Melchor, Gaspar y Baltasar, cansados tras una noche de trabajo intenso nos cuentan su experiencia, qué es lo que vieron; qué sintieron y cómo han cambiado sus vidas desde ese día.
Queridos amigos:
No es muy normal que sean los Reyes Magos quienes escriban cartas a los hombres, más bien soléis hacerlo al revés. Pero estamos ya un poco cansados de que se nos trate como a objetos, como a autoridades que legitiman el lujo y el derroche de unos pocos en esta tierra. Queremos que nos conozcáis como hombres de fe, como creyentes. Queremos compartir con vosotros la experiencia que tuvimos en una noche de nuestra vida, cómo se cruzó por nuestros caminos y descubrimos la luz verdadera, la oscuridad sin fin.

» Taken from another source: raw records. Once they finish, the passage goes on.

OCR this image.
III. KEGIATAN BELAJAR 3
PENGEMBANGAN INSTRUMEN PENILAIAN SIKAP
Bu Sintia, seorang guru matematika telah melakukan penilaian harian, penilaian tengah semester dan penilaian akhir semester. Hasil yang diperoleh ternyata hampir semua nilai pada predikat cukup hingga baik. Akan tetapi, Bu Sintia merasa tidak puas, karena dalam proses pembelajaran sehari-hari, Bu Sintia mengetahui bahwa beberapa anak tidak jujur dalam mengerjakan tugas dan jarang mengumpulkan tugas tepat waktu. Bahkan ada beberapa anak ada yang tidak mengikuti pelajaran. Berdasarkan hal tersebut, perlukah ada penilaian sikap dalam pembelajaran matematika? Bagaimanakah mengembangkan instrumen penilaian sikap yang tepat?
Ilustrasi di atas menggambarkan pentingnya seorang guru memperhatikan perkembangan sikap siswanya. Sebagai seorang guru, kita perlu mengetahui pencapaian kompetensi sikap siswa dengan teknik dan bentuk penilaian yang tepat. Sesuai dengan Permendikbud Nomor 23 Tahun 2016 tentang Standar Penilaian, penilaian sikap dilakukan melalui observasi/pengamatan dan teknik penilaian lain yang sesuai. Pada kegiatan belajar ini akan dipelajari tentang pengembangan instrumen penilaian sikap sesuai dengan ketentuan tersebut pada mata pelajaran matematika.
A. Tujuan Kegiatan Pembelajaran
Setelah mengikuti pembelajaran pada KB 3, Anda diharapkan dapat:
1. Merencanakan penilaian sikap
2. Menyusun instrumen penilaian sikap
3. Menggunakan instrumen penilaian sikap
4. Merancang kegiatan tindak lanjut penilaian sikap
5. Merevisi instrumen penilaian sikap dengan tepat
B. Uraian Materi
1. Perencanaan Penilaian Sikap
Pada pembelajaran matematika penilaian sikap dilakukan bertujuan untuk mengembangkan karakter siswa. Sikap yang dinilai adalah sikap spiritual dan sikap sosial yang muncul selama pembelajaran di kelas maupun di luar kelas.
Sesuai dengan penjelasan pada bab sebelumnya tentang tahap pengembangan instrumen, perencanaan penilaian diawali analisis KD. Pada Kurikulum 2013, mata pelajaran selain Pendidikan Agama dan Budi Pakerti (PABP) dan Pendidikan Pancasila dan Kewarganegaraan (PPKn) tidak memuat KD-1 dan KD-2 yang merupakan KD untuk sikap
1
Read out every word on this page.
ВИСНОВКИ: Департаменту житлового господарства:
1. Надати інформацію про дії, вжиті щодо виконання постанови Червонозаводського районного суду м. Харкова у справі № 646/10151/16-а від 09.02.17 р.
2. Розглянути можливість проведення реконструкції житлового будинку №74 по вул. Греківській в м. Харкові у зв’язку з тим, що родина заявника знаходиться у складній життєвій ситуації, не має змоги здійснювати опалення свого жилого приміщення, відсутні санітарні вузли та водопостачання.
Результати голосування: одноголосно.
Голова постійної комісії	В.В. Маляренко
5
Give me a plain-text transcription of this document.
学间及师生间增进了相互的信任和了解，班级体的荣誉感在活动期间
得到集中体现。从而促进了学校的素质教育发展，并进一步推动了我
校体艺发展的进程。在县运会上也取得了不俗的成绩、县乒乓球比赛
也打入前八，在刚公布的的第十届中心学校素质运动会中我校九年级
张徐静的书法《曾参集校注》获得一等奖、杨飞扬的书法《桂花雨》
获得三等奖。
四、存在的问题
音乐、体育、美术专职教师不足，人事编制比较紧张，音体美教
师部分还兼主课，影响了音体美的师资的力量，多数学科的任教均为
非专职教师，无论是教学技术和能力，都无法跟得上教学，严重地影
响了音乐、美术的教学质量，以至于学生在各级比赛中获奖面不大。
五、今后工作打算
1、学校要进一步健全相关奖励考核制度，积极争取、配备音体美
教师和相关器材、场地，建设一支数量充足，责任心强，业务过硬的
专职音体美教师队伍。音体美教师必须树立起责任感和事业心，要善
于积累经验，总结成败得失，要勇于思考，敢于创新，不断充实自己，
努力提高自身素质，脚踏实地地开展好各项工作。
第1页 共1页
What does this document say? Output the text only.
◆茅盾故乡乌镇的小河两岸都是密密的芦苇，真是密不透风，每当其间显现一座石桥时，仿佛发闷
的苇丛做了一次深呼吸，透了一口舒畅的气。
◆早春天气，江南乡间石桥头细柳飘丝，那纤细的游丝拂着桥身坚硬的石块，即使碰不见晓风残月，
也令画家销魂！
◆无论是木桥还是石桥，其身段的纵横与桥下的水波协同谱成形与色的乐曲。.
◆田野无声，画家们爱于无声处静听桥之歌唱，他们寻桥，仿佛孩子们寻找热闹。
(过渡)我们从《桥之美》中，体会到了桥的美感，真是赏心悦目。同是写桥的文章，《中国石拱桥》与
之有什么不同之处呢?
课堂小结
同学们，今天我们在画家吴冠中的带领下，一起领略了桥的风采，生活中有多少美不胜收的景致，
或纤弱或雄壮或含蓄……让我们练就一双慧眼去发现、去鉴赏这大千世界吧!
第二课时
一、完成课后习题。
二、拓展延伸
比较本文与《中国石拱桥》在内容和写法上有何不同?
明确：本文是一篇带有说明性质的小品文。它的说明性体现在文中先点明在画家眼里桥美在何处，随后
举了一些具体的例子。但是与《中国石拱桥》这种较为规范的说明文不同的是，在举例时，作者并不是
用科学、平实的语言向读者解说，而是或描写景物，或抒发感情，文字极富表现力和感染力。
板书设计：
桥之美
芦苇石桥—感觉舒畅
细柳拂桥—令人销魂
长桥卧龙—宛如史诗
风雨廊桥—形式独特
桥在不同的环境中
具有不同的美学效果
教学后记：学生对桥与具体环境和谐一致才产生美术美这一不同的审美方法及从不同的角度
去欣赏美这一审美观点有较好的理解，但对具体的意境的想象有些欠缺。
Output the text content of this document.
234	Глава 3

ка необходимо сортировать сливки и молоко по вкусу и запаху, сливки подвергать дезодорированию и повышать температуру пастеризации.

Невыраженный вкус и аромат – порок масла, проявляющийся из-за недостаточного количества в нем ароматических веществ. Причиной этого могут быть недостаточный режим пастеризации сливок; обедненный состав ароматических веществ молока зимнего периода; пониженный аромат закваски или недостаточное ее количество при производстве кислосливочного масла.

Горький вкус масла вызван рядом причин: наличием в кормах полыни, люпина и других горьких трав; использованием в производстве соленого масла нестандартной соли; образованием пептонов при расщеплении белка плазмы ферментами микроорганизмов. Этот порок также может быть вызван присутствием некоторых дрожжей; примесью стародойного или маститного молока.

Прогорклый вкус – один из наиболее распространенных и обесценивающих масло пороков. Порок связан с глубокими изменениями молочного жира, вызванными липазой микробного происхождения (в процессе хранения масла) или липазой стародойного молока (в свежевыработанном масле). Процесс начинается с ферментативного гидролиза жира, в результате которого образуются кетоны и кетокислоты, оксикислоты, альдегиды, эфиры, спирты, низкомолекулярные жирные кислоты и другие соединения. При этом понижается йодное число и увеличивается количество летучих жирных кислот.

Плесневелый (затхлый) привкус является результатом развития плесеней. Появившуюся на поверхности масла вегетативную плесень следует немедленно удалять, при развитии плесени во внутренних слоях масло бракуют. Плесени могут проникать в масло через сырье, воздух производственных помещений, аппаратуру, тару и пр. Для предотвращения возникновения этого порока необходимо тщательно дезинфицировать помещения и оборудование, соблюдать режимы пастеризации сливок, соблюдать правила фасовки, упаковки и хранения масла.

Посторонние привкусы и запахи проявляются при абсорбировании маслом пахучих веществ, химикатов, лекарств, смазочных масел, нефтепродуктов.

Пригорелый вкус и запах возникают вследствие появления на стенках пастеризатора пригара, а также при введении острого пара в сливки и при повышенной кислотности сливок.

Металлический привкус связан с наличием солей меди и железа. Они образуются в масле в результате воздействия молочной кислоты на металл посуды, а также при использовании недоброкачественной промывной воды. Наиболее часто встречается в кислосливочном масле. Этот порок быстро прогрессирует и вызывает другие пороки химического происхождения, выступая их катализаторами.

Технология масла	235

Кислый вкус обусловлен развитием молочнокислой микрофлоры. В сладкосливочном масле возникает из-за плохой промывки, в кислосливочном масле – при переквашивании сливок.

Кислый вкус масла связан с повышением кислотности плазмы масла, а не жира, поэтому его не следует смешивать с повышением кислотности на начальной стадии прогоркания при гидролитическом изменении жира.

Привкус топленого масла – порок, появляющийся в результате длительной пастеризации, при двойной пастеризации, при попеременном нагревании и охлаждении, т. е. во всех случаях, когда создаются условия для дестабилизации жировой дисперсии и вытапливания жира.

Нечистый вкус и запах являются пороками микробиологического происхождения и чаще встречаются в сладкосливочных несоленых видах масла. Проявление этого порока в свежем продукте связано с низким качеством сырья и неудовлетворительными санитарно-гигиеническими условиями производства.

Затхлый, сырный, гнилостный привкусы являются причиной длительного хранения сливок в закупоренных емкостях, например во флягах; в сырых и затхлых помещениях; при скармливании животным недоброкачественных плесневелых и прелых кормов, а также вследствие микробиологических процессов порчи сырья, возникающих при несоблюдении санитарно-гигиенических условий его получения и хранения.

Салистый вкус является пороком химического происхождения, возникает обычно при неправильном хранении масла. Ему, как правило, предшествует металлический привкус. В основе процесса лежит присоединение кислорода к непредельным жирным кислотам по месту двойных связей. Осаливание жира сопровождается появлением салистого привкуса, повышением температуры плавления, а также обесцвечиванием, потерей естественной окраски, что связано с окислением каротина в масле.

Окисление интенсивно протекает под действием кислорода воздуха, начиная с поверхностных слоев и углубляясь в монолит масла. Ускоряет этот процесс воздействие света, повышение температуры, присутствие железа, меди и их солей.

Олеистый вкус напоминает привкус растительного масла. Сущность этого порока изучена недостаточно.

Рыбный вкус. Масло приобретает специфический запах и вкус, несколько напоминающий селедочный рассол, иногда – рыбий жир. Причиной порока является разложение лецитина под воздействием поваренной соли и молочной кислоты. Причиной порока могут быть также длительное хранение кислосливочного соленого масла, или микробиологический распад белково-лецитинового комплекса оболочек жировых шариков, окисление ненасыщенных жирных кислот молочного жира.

No somos unos seres extraños y misteriosos como la tradición nos ha presentado. Ni reyes –sino unos hombres sencillos–, ni magos, ni brujos, ni nada por el estilo. Éramos paganos, eso sí, pero inquietos, buscadores. Nadie nos había hablado de Dios ni de sus planes, y la religiosidad que se nos vendía no nos gustaba: era poco humana, fría y lejana, llena de preceptos y sacrificios vacíos, que seguía dividiendo la realidad entre buenos y malos, y casualmente siempre a los hombres nos tocaba el peor papel... Seguíamos buscando. Oteábamos el horizonte cada día. Y soñábamos. Y vigilábamos en la noche. Lo investigábamos todo hasta encontrar el modo de saciar nuestro interior.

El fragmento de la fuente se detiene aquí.